Secondo una ipotesi investigativa che ha preso corpo nelle ultime settimane, il 26 dicembre del 2022 la donna non sarebbe tolse la vita con un foulard. Sarebbe stata strangolata, quindi la messa in scena per coprire il delitto. Oltre al marito, è indagato un amico del noto avvocato pesarese: un ex poliziotto, ora in pensione.
A dare l’allarme fu proprio il marito della vittima, su cui pesa il sospetto della messa in scena ma anche di maltrattamenti e vessazioni ripetuti nei confronti della moglie. La svolta dopo la riesumazione della salma e i nuovi accertamenti ottenuti dalla madre di Francesca Ercolini, Carmela Fusco, che non ha mai creduto che quel giorno la figlia si sia suicidata. Anche se nelle denunce presentate, ricostruisce il quotidiano, si fa menzione di tentativi di gesti estremi da parte della magistrata e delle sue preoccupazioni generate dal clima familiare. «Dalla mia conoscenza degli atti processuali – puntualizza Ruggeri – risulta che ad essere informata degli intenti suicidiari di Francesca fosse proprio mia suocera: ma questi intenti a me non mi sono mai stati comunicati. Non mi è mai stato detto nulla. Forse si sarebbe invece potuto prevenire e fermare ciò che è invece accaduto».
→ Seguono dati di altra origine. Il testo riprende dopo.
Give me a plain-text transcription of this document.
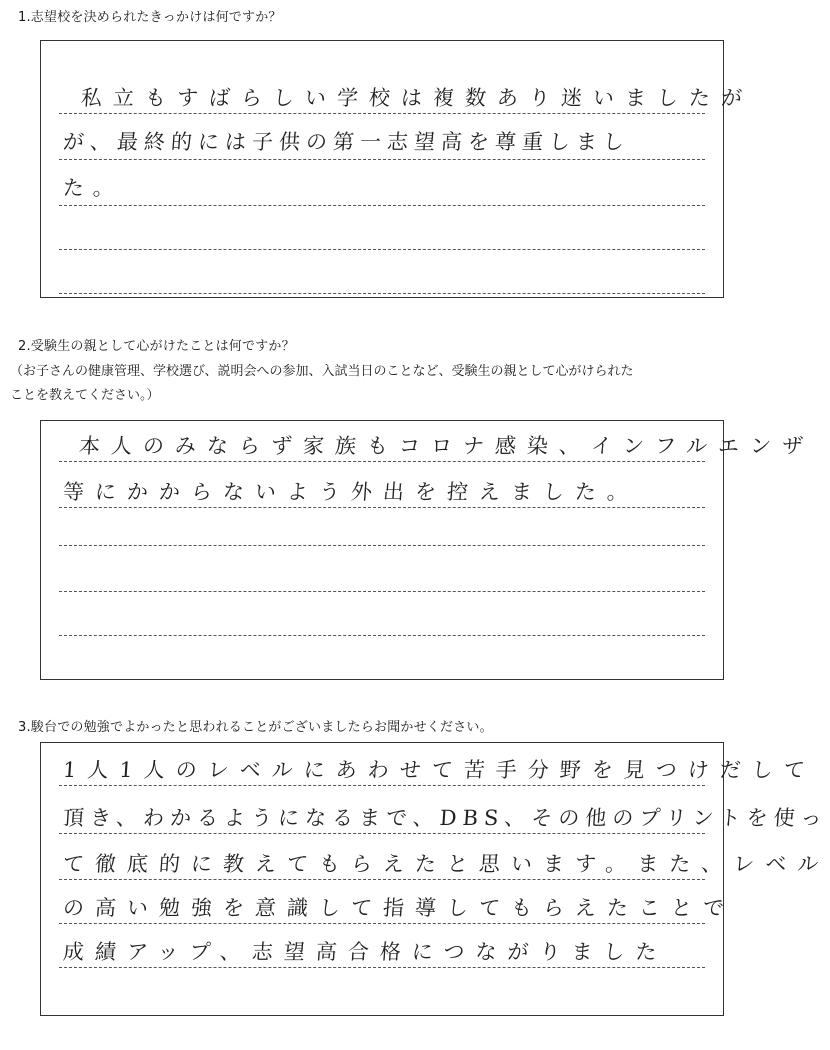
1.志望校を決められたきっかけは何ですか？
私立もすばらしい学校は複数あり迷いましたが
が、最終的には子供の第一志望高を尊重しまし
た。
2.受験生の親として心がけたことは何ですか？
（お子さんの健康管理、学校選び、説明会への参加、入試当日のことなど、受験生の親として心がけられた
ことを教えてください。）
本人のみならず家族もコロナ感染、インフルエンザ
等にかからないよう外出を控えました。
3.駿台での勉強でよかったと思われることがございましたらお聞かせください。
1人1人のレベルにあわせて苦手分野を見つけだして
頂き、わかるようになるまで、DBS、その他のプリントを使っ
て徹底的に教えてもらえたと思います。また、レベル
の高い勉強を意識して指導してもらえたことで
成績アップ、志望高合格につながりました
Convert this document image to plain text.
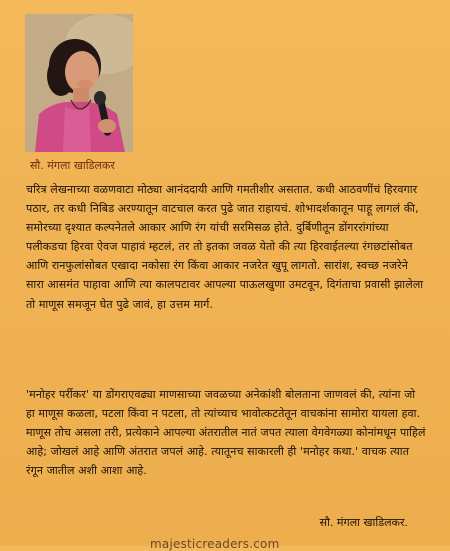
सौ. मंगला खाडिलकर

चरित्र लेखनाच्या वळणवाटा मोठ्या आनंददायी आणि गमतीशीर असतात. कधी आठवणींचं हिरवगार पठार, तर कधी निबिड अरण्यातून वाटचाल करत पुढे जात राहायचं. शोभादर्शकातून पाहू लागलं की, समोरच्या दृश्यात कल्पनेतले आकार आणि रंग यांची सरमिसळ होते. दुर्बिणीतून डोंगररांगांच्या पलीकडचा हिरवा ऐवज पाहावं म्हटलं, तर तो इतका जवळ येतो की त्या हिरवाईतल्या रंगछटांसोबत आणि रानफुलांसोबत एखादा नकोसा रंग किंवा आकार नजरेत खुपू लागतो. सारांश, स्वच्छ नजरेने सारा आसमंत पाहावा आणि त्या कालपटावर आपल्या पाऊलखुणा उमटवून, दिगंताचा प्रवासी झालेला तो माणूस समजून घेत पुढे जावं, हा उत्तम मार्ग.

'मनोहर पर्रीकर' या डोंगराएवढ्या माणसाच्या जवळच्या अनेकांशी बोलताना जाणवलं की, त्यांना जो हा माणूस कळला, पटला किंवा न पटला, तो त्यांच्याच भावोत्कटतेतून वाचकांना सामोरा यायला हवा. माणूस तोच असला तरी, प्रत्येकाने आपल्या अंतरातील नातं जपत त्याला वेगवेगळ्या कोनांमधून पाहिलं आहे; जोखलं आहे आणि अंतरात जपलं आहे. त्यातूनच साकारली ही 'मनोहर कथा.' वाचक त्यात रंगून जातील अशी आशा आहे.

सौ. मंगला खाडिलकर.
majesticreaders.com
La nuova ipotesi è che Francesca possa essere stata strangolata con dei fili elettrici trovati e sequestrati nell’appartamento di viale Zara. A caccia di riscontri anche su questo punto, i carabinieri del Ris torneranno presto nell’abitazione.
«Ma se sono stato io – ribatte Ruggeri nelle dichiarazioni riportate dal Corriere Adriatico – a consegnare spontaneamente quelle lampade con i cavi al pubblico ministero e ai carabinieri dell’Aquila, quando sono venuti a Pesaro lo scorso marzo».
Quindi l’avvocato pesarese conclude: «Un calvario, un incubo, una gogna. Non so davvero più come definire questi anni: una goccia che scava la roccia, ormai mi aspetto davvero di tutto».